The primary objective of every documentary edition is to make documents accessible to users. Whether in print or digital format, this means that every document is presented in a uniform fashion according to consistent transcription rules and standards that are clearly stated to the end user. The inclusion of indexes, tables of contents, and prefaces are the typical devices that lead scholars and users of all stripes to the documents. We make documents accessible in ways that go beyond text searching alone.

Number two: Expertise and authority

An editor's familiarity and comfort level with the material is key to the documentary edition. His or her expertise guides the process of selection and annotation, both of which confer authority to the finished product. While they work, editors keep in mind a sense of the larger document corpus that they work from. They can recall similar documents. They can recognize recurring themes or verbal quirks. Most importantly, they recognize defining moments in documents. Although we may not agree about levels of selectivity, my hunch is that everyone in this room believes in his or her heart that he or she is the best judge of what each document requires in the way of explanation. You have the greatest ability to identify forgeries and misdated documents, for example, and you know it. This is the true strength of the profession. This is why, whether a document is transcribed by you, your most gifted graduate student, or produced via crowdsourcing, ultimately, you will bring your expertise and experience as an editor to bear on this document. Let's make this point at every opportunity. Authoritative documentary editions will never be more valuable than now in the Internet age, during which spurious quotes, renegade editions, and Wikipedia-like half truths will only increase in number.

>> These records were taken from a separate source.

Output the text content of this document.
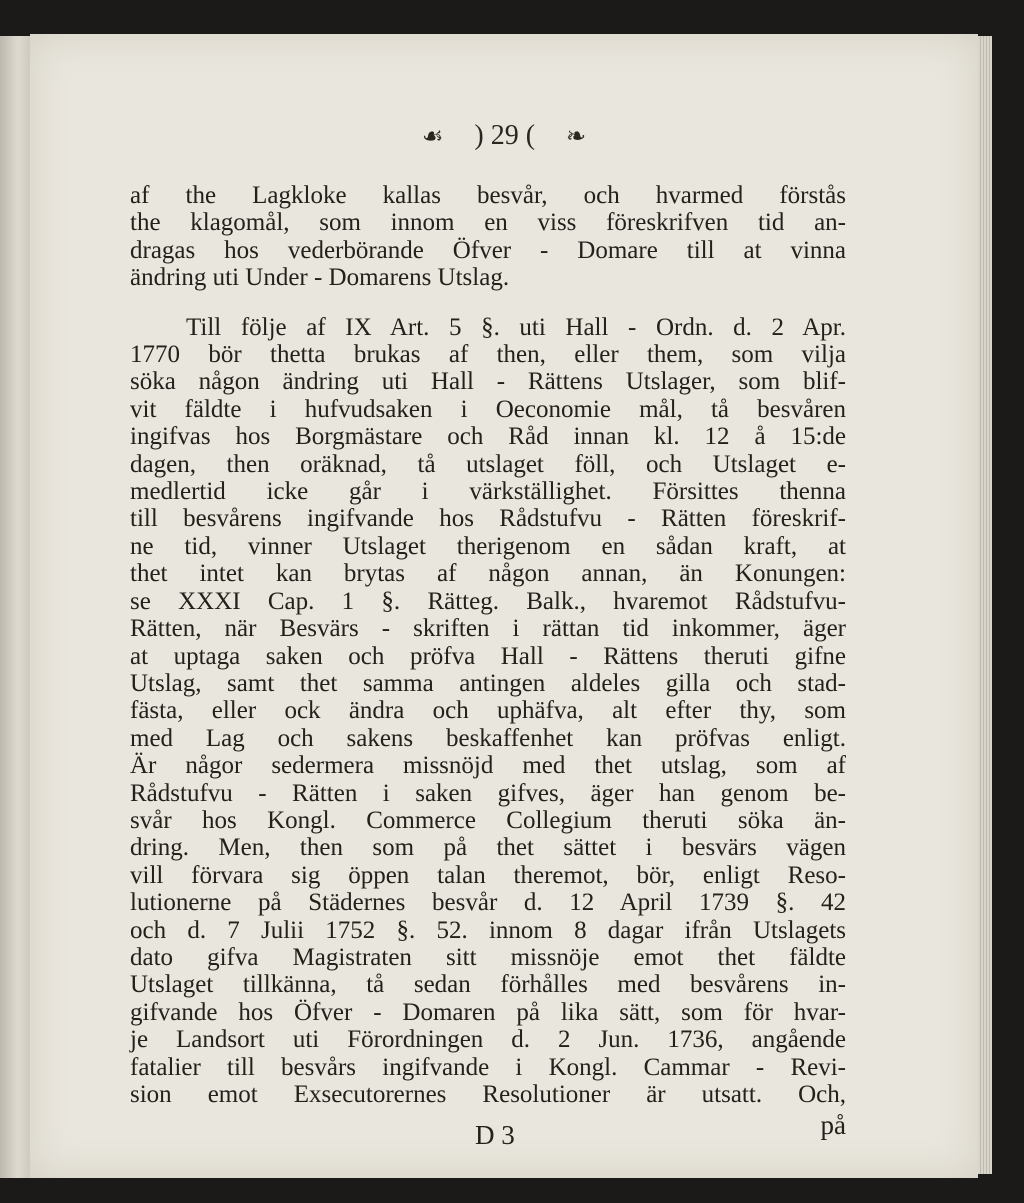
☙ ) 29 ( ❧
af the Lagkloke kallas besvår, och hvarmed förstås
the klagomål, som innom en viss föreskrifven tid an-
dragas hos vederbörande Öfver - Domare till at vinna
ändring uti Under - Domarens Utslag.
Till följe af IX Art. 5 §. uti Hall - Ordn. d. 2 Apr.
1770 bör thetta brukas af then, eller them, som vilja
söka någon ändring uti Hall - Rättens Utslager, som blif-
vit fäldte i hufvudsaken i Oeconomie mål, tå besvåren
ingifvas hos Borgmästare och Råd innan kl. 12 å 15:de
dagen, then oräknad, tå utslaget föll, och Utslaget e-
medlertid icke går i värkställighet. Försittes thenna
till besvårens ingifvande hos Rådstufvu - Rätten föreskrif-
ne tid, vinner Utslaget therigenom en sådan kraft, at
thet intet kan brytas af någon annan, än Konungen:
se XXXI Cap. 1 §. Rätteg. Balk., hvaremot Rådstufvu-
Rätten, när Besvärs - skriften i rättan tid inkommer, äger
at uptaga saken och pröfva Hall - Rättens theruti gifne
Utslag, samt thet samma antingen aldeles gilla och stad-
fästa, eller ock ändra och uphäfva, alt efter thy, som
med Lag och sakens beskaffenhet kan pröfvas enligt.
Är någor sedermera missnöjd med thet utslag, som af
Rådstufvu - Rätten i saken gifves, äger han genom be-
svår hos Kongl. Commerce Collegium theruti söka än-
dring. Men, then som på thet sättet i besvärs vägen
vill förvara sig öppen talan theremot, bör, enligt Reso-
lutionerne på Städernes besvår d. 12 April 1739 §. 42
och d. 7 Julii 1752 §. 52. innom 8 dagar ifrån Utslagets
dato gifva Magistraten sitt missnöje emot thet fäldte
Utslaget tillkänna, tå sedan förhålles med besvårens in-
gifvande hos Öfver - Domaren på lika sätt, som för hvar-
je Landsort uti Förordningen d. 2 Jun. 1736, angående
fatalier till besvårs ingifvande i Kongl. Cammar - Revi-
sion emot Exsecutorernes Resolutioner är utsatt. Och,
D 3	på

Number three: Sustainability

The collective assumption of everyone in this room is that the modern documentary editions we produce supersede all editions that have come before them. Indeed, modern documentary editing was built upon this "golden age" premise that the editions begun in the mid-twentieth century and every one thereafter has been built to last for the centuries. In my mind, when we talk about sustainability in the print realm, we are generally talking about putting volumes on shelves in academic libraries. It is in this category that the most dramatic shift has occurred for our profession and where the definitions have truly changed. Sustainability in the digital realm is something quite different than in the print realm. We now need to think about data curation, data updates, and even data migration. The Model Editions Partnership is a case in point.

I think we will increasingly be asked by funders and sponsors to discuss the sustainability of our editions online. We are now being asked to serve as stewards of our content in ways we never have been before. I think that in order for us to advance as a profession we need to work together to find solutions to this question because our future success relies on it. This will require us to work in new ways.

I began with a tale about my experience in the hopes that it would serve as an example of what not to do. I would like us as a profession to recognize and profess our strengths. We must be ready to explain what documentary editing is: the process, the product, and its costs. We should be able and willing to explain all of these things as a reasonable cost of what we do. But I think we need to do more. We need to think in even larger terms and we need to envision the profession as it will exist in the future. My aim in this talk was to encourage us as an organization to expand our thinking about documentary editing as a single isolated species—or an exceptional enterprise. We are part of a much larger system that includes university libraries, university presses, archivists, funders, editors, and IT professionals. Just as the AAUP did in forming a task force to address its own issues, I think we should define who we are, outline our issues, and suggest some solutions. We should get out ahead of the forces that we believe threaten us and our existence. This will have to be a collaborative enterprise that will involve all of us who are struggling to survive in the new scholarly ecosystem.